Understanding impacts of environmental relative humidity to the cell performance based on LiNi0.8Co0.15Al0.05O2 cathode

Abstract

Impacts of environmental relative humidity (RH) on lithium nickel-cobalt-aluminum oxide (LiNi0.8Co0.15Al0.05O2) based cell performance is investigated. LiNi0.8Co0.15Al0.05O2 (NCA) cathode electrodes are prepared in different environmental relative humidity (RH), 20% RH, 40% RH and 60% RH, respectively. Significant impact of the environmental RH on the cell discharge and coulombic efficiency is observed, specifically, 179.1, 175, and 159.5 mAh/g with the relative humidity, 20% RH, 40% RH and 60% RH, respectively; and corresponding first Coulombic efficiency is 84.9%, 82.2%, and 80.1%. However, the cycling stability of LiNi0.8Co0.15Al0.05O2 cathode is similar regardless of the environmental RH content. To understand the root cause for the disparity on initial discharge capacity and first Coulombic efficiency, local surface morphology/chemistry of the NCA cathode prepared at different environmental RH has been characterized via multiple advanced techniques, including: SEM, XRD, and XPS. Severe electrolyte decomposition and microstructure changes are seen in the cathode prepared at high moisture content after the first cycle.

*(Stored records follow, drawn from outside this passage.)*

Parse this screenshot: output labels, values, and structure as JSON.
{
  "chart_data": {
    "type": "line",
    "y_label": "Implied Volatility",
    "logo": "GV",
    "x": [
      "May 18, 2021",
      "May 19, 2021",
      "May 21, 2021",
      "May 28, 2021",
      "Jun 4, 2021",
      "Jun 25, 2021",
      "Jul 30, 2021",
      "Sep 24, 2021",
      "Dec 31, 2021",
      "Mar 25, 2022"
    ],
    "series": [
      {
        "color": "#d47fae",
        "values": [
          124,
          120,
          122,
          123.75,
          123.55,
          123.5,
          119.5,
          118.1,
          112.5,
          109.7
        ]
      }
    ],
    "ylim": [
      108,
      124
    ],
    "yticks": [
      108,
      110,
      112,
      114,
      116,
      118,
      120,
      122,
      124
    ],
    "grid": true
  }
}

The severe electrolyte decomposition on the cathode surface and structural degradation of the cathode particles is attributed to the high humidity content. This is believed to be the source of the poor electrochemical performance of NCA cathode. Therefore, environmentally RH control is a critical factor to yield superior electrochemical performance for NCA during electrode processing.